O sistema do semáforo passará a ser passagem obrigatória no Parlamento com a introdução de sinais luminosos para deputados que não sintam a passagem do tempo.
Longe de ser algo que se aplique a deputados zen. Hoje inaugura-se o mecanismo que controlará o tempo de intervenções dos deputados, retirando-lhes a passadeira, alternância verde-amarelo-vermelho para o controlo de verborreia, mas não do acinte ou das interrupções. Poderá dizer-se tudo de igual modo, só que em versão síntese plástico. Continuaremos a passar um pano sem limpar o pó.
Entre o tempo e o conteúdo, o Parlamento escolheu enredar-se em formalismos de liceu que não dão garante de dignidade, mas tão-só de cumprimento de horários. A partir de hoje, há semáforos para organizar a passagem mas ninguém para multar os excessos de velocidade ou os crimes de ódio com imunidade parlamentar.
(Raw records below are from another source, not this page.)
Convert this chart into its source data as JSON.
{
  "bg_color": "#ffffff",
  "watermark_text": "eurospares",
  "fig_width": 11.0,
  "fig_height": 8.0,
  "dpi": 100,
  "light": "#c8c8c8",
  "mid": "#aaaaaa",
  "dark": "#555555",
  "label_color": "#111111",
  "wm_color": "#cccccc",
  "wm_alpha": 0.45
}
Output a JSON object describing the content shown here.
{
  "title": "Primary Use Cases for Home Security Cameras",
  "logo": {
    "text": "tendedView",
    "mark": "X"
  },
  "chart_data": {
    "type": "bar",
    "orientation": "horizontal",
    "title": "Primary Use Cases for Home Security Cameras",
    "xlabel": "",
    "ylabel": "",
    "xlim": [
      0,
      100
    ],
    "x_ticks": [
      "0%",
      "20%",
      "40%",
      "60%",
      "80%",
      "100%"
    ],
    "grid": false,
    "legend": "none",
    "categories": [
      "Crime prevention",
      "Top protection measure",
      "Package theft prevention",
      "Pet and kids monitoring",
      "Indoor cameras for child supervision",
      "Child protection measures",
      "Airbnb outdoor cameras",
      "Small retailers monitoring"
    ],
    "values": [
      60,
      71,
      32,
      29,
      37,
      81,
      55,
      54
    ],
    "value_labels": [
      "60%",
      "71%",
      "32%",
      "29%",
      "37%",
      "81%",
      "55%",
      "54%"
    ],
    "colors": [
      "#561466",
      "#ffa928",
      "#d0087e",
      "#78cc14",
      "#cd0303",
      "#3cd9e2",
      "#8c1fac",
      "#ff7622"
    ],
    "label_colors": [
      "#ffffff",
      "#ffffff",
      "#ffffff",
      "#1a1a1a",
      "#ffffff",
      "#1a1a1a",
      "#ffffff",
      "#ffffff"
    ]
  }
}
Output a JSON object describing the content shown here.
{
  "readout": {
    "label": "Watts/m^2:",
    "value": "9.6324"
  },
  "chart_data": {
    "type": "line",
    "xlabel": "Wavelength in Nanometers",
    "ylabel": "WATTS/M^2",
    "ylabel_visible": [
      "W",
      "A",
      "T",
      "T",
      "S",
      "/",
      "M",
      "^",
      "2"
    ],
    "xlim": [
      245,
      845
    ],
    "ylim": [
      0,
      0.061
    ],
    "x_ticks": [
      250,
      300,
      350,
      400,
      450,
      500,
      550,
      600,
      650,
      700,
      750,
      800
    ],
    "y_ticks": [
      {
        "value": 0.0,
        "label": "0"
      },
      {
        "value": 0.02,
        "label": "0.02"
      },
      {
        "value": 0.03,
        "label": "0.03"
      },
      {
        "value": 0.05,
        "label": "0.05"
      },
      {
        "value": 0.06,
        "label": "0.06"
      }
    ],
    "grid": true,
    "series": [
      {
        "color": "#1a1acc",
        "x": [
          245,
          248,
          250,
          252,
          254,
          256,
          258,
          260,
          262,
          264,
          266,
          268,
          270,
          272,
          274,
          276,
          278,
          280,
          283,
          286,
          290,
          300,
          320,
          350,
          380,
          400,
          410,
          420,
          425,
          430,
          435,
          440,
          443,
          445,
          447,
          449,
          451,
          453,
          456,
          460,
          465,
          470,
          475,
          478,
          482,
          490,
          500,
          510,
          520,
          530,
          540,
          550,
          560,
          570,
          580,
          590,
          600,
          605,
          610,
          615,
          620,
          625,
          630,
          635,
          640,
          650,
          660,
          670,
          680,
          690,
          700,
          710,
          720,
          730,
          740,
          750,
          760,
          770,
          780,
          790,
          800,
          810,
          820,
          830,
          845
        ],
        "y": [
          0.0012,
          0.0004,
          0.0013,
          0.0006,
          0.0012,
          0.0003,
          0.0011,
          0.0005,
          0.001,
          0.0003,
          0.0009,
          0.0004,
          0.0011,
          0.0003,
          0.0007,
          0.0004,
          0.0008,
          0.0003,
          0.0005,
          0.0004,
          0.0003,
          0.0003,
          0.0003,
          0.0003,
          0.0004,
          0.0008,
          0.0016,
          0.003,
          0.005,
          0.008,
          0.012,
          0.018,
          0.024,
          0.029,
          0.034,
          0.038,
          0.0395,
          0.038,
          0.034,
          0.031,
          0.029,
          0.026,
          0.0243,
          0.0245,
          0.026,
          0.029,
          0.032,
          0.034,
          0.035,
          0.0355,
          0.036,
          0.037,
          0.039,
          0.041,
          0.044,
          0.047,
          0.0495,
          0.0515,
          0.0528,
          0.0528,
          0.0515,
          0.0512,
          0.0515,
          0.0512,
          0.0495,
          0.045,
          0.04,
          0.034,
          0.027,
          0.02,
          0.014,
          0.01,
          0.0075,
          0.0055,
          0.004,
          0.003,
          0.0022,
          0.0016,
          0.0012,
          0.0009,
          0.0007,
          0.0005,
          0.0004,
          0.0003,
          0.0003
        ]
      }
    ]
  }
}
Foi assim que o vermelho acendeu em Portugal enquanto o verde se iluminou para a Europa. A aprovação política do nome de António Costa para Presidente do Conselho Europeu lança a ideia de que o grau de exigência do país colocou a fasquia bem alto. Quando, infelizmente, é o inverso. O processo que conduziu à queda do Governo de Costa é um episódio que a História estudará no paralelismo com o “soft power” dos golpes de estado institucionais.
Pobre trama, esta, que continua a produzir a prova que comprova a falta de sentido e arbítrio da Procuradoria Geral da República, cuja demissão se impõe, caso não pretenda sair pelo pelo próprio pé. Cada conquista europeia de António Costa deveria produzir embaraço e vergonha em quem elegeu parágrafos por menu. Marcelo Rebelo de Sousa, refém da sua própria decisão, não quererá introduzir mais fracturas na imagem pública nos mínimos de aceitação.
Decidindo não correr riscos, mantendo o inaceitável, fragiliza-se ainda mais, não sendo garante maior do que quer que seja.
A forma como a extrema-direita ressuscita Pedro Passos Coelho para qualquer situação de confronto com Luís Montenegro, diz bem sobre o lado certo da História que o primeiro-ministro está a trilhar. Os próximos capítulos eleitorais indiciam a instabilidade que pode surgir antecipadamente na discussão do Orçamento do Estado, pelo que os posicionamentos partidários actuais nem sequer revelam uma orientação clara. Todos parecem estar a navegar à vista, erráticos, sem ousar uma aproximação a terra. Congeminam uniões e frentes para jornalismo ver. O conteúdo é zero mas o tempo para a irrelevância está a contar sem que alguém olhe para o semáforo.